My quest for perspective began with
“Tales From the Locker Room,” an oral history of the Cleveland Orchestra
published in 2015. Lawrence Angell and Bernette Jaffe, the authors, interviewed
Arnold Steinhardt, who played under George Szell in Cleveland before becoming
the first violinist of the Guarneri Quartet in 1964. When he joined the
orchestra in 1959, Mr.
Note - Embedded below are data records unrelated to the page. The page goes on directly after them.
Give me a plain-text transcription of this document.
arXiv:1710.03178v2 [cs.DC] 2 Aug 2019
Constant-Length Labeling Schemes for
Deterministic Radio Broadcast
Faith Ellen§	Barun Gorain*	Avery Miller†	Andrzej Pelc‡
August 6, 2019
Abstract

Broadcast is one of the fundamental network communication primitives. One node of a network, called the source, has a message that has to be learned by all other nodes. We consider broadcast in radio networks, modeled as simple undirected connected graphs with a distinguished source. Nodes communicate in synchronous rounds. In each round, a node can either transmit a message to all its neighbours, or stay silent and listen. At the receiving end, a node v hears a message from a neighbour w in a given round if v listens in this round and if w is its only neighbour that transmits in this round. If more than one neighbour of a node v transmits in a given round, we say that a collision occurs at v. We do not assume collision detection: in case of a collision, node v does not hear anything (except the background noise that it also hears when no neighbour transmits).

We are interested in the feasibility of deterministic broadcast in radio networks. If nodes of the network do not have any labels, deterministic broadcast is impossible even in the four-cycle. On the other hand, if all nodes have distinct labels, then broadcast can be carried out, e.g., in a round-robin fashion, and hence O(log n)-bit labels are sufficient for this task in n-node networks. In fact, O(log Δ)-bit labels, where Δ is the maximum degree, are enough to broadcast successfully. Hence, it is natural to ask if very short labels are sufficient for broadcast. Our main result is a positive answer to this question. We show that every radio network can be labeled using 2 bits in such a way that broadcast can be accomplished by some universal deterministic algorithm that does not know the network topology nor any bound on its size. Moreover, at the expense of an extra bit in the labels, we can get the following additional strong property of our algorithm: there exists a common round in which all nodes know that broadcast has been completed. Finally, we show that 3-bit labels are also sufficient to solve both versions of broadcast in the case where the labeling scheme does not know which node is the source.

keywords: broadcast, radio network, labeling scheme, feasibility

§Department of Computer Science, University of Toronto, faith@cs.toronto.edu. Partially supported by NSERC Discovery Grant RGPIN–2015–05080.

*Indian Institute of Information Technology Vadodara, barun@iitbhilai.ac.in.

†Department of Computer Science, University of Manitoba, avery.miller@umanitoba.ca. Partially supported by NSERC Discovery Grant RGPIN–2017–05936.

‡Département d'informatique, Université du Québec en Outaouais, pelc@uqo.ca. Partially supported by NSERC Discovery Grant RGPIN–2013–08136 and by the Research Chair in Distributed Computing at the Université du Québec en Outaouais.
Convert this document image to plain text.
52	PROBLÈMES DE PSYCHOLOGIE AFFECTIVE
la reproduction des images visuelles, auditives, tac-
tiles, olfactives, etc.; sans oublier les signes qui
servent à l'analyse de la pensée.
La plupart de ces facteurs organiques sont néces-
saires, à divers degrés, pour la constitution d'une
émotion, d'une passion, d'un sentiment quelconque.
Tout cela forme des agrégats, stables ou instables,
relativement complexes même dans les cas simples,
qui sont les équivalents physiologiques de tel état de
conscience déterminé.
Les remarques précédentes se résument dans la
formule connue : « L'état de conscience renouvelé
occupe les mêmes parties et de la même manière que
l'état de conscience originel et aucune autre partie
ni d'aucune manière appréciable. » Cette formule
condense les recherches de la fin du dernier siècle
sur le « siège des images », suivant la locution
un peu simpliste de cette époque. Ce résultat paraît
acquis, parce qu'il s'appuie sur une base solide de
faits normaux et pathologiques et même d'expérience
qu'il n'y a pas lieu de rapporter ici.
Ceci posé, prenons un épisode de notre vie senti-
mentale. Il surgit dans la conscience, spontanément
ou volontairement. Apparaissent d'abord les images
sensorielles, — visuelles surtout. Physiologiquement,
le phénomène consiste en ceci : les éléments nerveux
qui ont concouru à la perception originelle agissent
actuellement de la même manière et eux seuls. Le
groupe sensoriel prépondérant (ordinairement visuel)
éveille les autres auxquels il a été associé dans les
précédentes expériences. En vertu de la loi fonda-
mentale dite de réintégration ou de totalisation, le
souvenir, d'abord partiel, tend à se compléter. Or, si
Steinhardt recalled, “Most of the orchestra, with families
to feed, did what they could to make a living. . . . Sam Salkin, first violin,
tried to sell me a watch; Ed Matey, second violin, offered me mutual funds; Irv
Nathanson, double bass, wondered if I needed instrument insurance; and Angie
Angelucci,French horn, tried to sell me a Plymouth.”
Mr. Steinhardt wasn’t exaggerating.
Prior to 1968, membership in the Cleveland Orchestra was a part-time job. When
he joined the orchestra, the regular season was just 30 weeks long, with lower
pay for summer concerts. In 1952, the base salary was $3,240—$29,231 in today’s
dollars. By 1967, it had only gone up to $11,700. (The current base salary is
$120,000.) The U.S. median household income in 1967, by contrast, was $7,970.
According to a 1952 survey, 60% of the players moonlighted in nonmusical jobs,
and many of them did so until 1968, when Cleveland, in keeping with other
top-tier American orchestras, finally lengthened its season to 52 weeks.
Yes, the Cleveland Orchestra was a
regional ensemble notorious in the music business for its stingy salaries—but
George Szell, who became its music director in 1946, somehow managed to turn it
into one of the world’s finest orchestras anyway. By 1967, when his band of
moonlighters performed at the Edinburgh Festival, the critics were staggered by
what they heard. Peter Heyworth, one of England’s toughest music critics,
hailed it in the London Observer as “a great orchestra . . . unique in both
Europe and America.”
Should the members of the Cleveland
Orchestra have been paid far more in Szell’s day? Obviously. Do they, and their
colleagues in other American orchestras, deserve to be paid salaries in accord
with their artistry, as well as with the years of painstaking effort that went
into mastering their craft? Of course. I used to be a bass player, and nobody
needs to tell me how hard orchestral musicians work. But lots of other people
think they “deserve” to make higher salaries, too, often with good reason. The
reason why they don’t is that in a market economy, the price of labor is
determined by the interaction of supply and demand. You get what someone else
is willing to pay you—and nothing more.
“Demand” is the key word here. In 1967,
classical music still occupied a central position in our high culture. Now it
doesn’t. Most Americans don’t care about classical music and don’t go to
orchestral concerts. I think they should, but it doesn’t matter what I think.
They’ll do what they want to do—and one thing they don’t want to do is go out
of their way to hike the salary of a violinist in Philadelphia who already
makes over $2,400 a week, especially when the median weekly household income in
the U.S. is $1,073 (which is roughly what the average London orchestra player
earns per week).
That’s why orchestra players would do
well to remember how far they’ve come. Six decades ago, the members of one of
the world’s greatest symphony orchestras sold cars and wristwatches to make
ends meet. They didn’t deserve it then and they don’t deserve it now—but that’s
the kind of thing that can end up happening in a world that doesn’t value your
services as highly as you do.
Mr. Teachout, the Journal’s drama
critic, writes “Sightings,” a column about the arts, every other Thursday.